Le tribunal judiciaire, statuant en référé le 26 juin 2025, examine une demande de constat de résiliation de contrats de crédit-bail. Le bailleur sollicite également le paiement provisionnel de sommes et la restitution des biens loués. Le preneur, bien que régulièrement assigné, ne comparaît pas. Le juge doit se prononcer sur l’effectivité de la résiliation de plein droit et sur les conséquences pécuniaires de cette rupture. L’ordonnance accueille les demandes du bailleur en constatant la résiliation et en condamnant le preneur au paiement et à la restitution.
La régularité procédurale de la résiliation de plein droit
La validité de la mise en ‘uvre de la clause résolutoire repose sur le strict respect de ses conditions. Le contrat prévoit que le bailleur peut résilier de plein droit huit jours après la première présentation d’une mise en demeure par lettre recommandée. En l’espèce, le bailleur a adressé deux mises en demeure par ce moyen, qui n’ont pas été retirées par le destinataire.
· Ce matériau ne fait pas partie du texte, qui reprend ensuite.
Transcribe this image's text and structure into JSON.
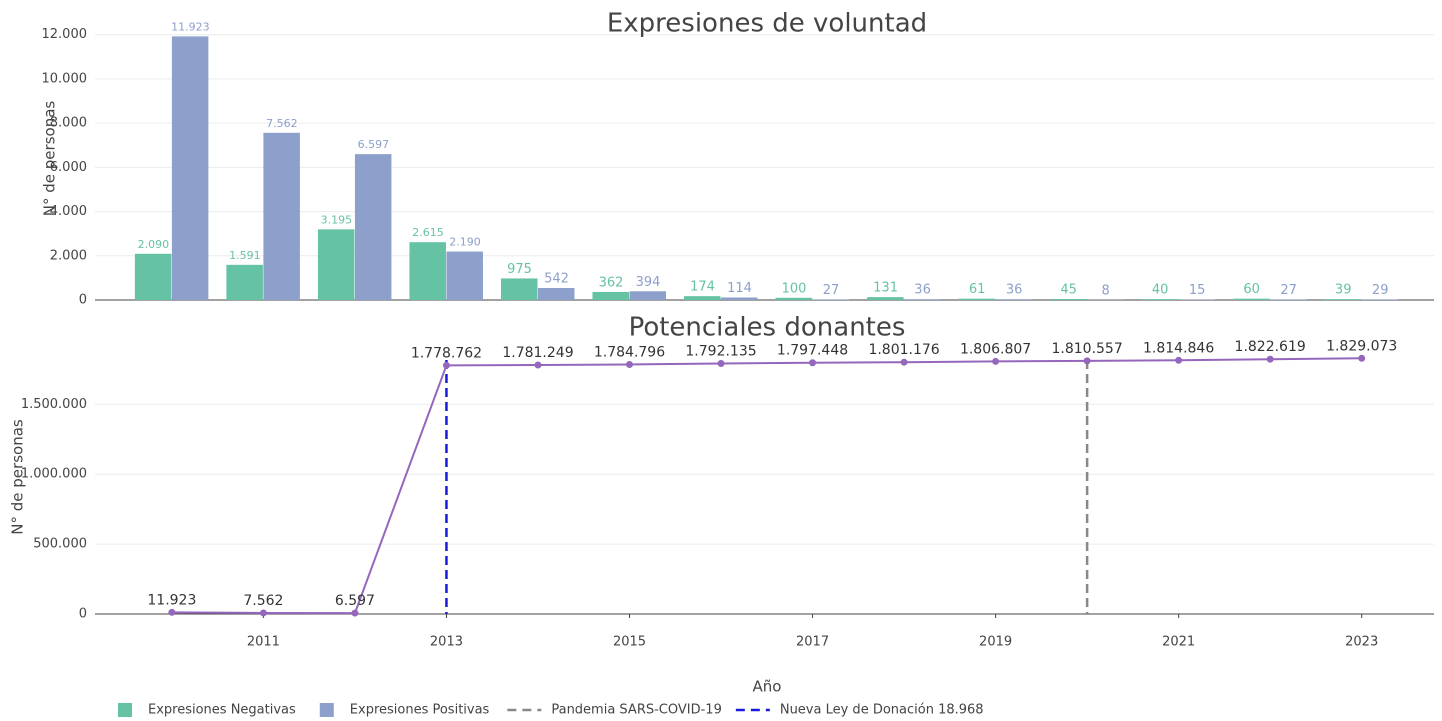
{
  "chart_data": [
    {
      "type": "bar",
      "title": "Expresiones de voluntad",
      "ylabel": "N° de personas",
      "x": [
        2010,
        2011,
        2012,
        2013,
        2014,
        2015,
        2016,
        2017,
        2018,
        2019,
        2020,
        2021,
        2022,
        2023
      ],
      "xlim": [
        2009.16,
        2023.79
      ],
      "ylim": [
        0,
        12800
      ],
      "yticks": [
        0,
        {
          "value": 2000,
          "label": "2.000"
        },
        {
          "value": 4000,
          "label": "4.000"
        },
        {
          "value": 6000,
          "label": "6.000"
        },
        {
          "value": 8000,
          "label": "8.000"
        },
        {
          "value": 10000,
          "label": "10.000"
        },
        {
          "value": 12000,
          "label": "12.000"
        }
      ],
      "grid": true,
      "series": [
        {
          "name": "Expresiones Negativas",
          "color": "#66c2a5",
          "values": [
            2090,
            1591,
            3195,
            2615,
            975,
            362,
            174,
            100,
            131,
            61,
            45,
            40,
            60,
            39
          ],
          "value_labels": [
            "2.090",
            "1.591",
            "3.195",
            "2.615",
            "975",
            "362",
            "174",
            "100",
            "131",
            "61",
            "45",
            "40",
            "60",
            "39"
          ]
        },
        {
          "name": "Expresiones Positivas",
          "color": "#8da0cb",
          "values": [
            11923,
            7562,
            6597,
            2190,
            542,
            394,
            114,
            27,
            36,
            36,
            8,
            15,
            27,
            29
          ],
          "value_labels": [
            "11.923",
            "7.562",
            "6.597",
            "2.190",
            "542",
            "394",
            "114",
            "27",
            "36",
            "36",
            "8",
            "15",
            "27",
            "29"
          ]
        }
      ]
    },
    {
      "type": "line",
      "title": "Potenciales donantes",
      "ylabel": "N° de personas",
      "xlabel": "Año",
      "x": [
        2010,
        2011,
        2012,
        2013,
        2014,
        2015,
        2016,
        2017,
        2018,
        2019,
        2020,
        2021,
        2022,
        2023
      ],
      "values": [
        11923,
        7562,
        6597,
        1778762,
        1781249,
        1784796,
        1792135,
        1797448,
        1801176,
        1806807,
        1810557,
        1814846,
        1822619,
        1829073
      ],
      "value_labels": [
        "11.923",
        "7.562",
        "6.597",
        "1.778.762",
        "1.781.249",
        "1.784.796",
        "1.792.135",
        "1.797.448",
        "1.801.176",
        "1.806.807",
        "1.810.557",
        "1.814.846",
        "1.822.619",
        "1.829.073"
      ],
      "color": "#9467bd",
      "xlim": [
        2009.16,
        2023.79
      ],
      "xticks": [
        2011,
        2013,
        2015,
        2017,
        2019,
        2021,
        2023
      ],
      "ylim": [
        0,
        1960000
      ],
      "yticks": [
        0,
        {
          "value": 500000,
          "label": "500.000"
        },
        {
          "value": 1000000,
          "label": "1.000.000"
        },
        {
          "value": 1500000,
          "label": "1.500.000"
        }
      ],
      "grid": true,
      "vlines": [
        {
          "name": "Pandemia SARS-COVID-19",
          "x": 2020,
          "color": "#888888"
        },
        {
          "name": "Nueva Ley de Donación 18.968",
          "x": 2013,
          "color": "#1a1adb"
        }
      ]
    }
  ]
}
Le juge estime que cette circonstance ne fait pas obstacle à la résiliation, considérant le défaut de retrait comme équivalent à une notification. Cette analyse rejoint une jurisprudence constante sur l’efficacité des notifications non retirées. « En l’espèce, le contrat conclu entre les sociétés KSA Transports et Franfinance versé aux débats par cette dernière contient une clause de résiliation de plein droit stipulée à l’article 10.2 des conditions générales de ce contrat prévoyant notamment qu’en cas de non-paiement à la date d’exigibilité d’un seul terme des loyers, le crédit-bailleur peut résilier de plein droit le contrat de crédit-bail huit jours après la première présentation d’une mise en demeure adressée par lettre recommandée avec avis de réception. » (Cour d’appel de Paris, le 3 février 2025, n°23/04403). La décision consacre ainsi une interprétation rigoureuse des modalités de mise en demeure, privilégiant la sécurité juridique du bailleur.
Le juge constate ensuite la résiliation intervenue à une date certaine, en application du délai contractuel. Cette constatation judiciaire a une portée déclarative et confère une force exécutoire à la situation contractuelle. Elle permet ainsi de fonder légalement les demandes accessoires de restitution et de paiement. La régularité de la procédure de résiliation, établie par la production des preuves adéquates, est donc la pierre angulaire de l’ensemble du dispositif de l’ordonnance. Elle justifie le passage à l’examen des conséquences financières de la rupture.
Les conséquences pécuniaires de la résiliation contractuelle
Le juge procède à une condamnation provisionnelle détaillée couvrant l’ensemble des préjudices du bailleur. Le décompte inclut les loyers échus et non payés, les intérêts de retard, une clause pénale et une indemnité contractuelle de résiliation. Cette dernière couvre les loyers restant à échoir, l’option d’achat et une indemnité complémentaire. L’ordonnance valide l’application cumulative de ces différentes stipulations, qui trouvent leur source dans le contrat. La jurisprudence admet ce principe de réparation intégrale par le biais de clauses convenues. « En outre, l’ensemble de ces sommes est justifié conformément aux stipulations convenues entre les parties lorsque la clause de résiliation de plein-droit est mise en ‘uvre, de même que les intérêts au taux contractuel de 1,5% par mois, sans que ce taux soit manifestement excessif compte tenu de celui prévu à l’article L441-6, devenu L 441-10, du code de commerce que lui a substitué le tribunal. » (Cour d’appel de Lyon, le 22 janvier 2025, n°24/00902). La décision montre ainsi le rôle central de la volonté des parties dans la liquidation des conséquences de l’inexécution.
Les mesures d’exécution forcée ordonnées assurent l’efficacité pratique de la décision. La restitution des biens est assortie d’une astreinte par jour de retard et par matériel. Le juge autorise en outre l’appréhension des biens en tous lieux avec le concours de la force publique. Ces dispositions confèrent à l’ordonnance une effectivité immédiate, caractéristique de la procédure de référé. La capitalisation des intérêts légaux vient parachever ce régime de faveur pour le créancier, visant à compenser intégralement le préjudice résultant du défaut de paiement.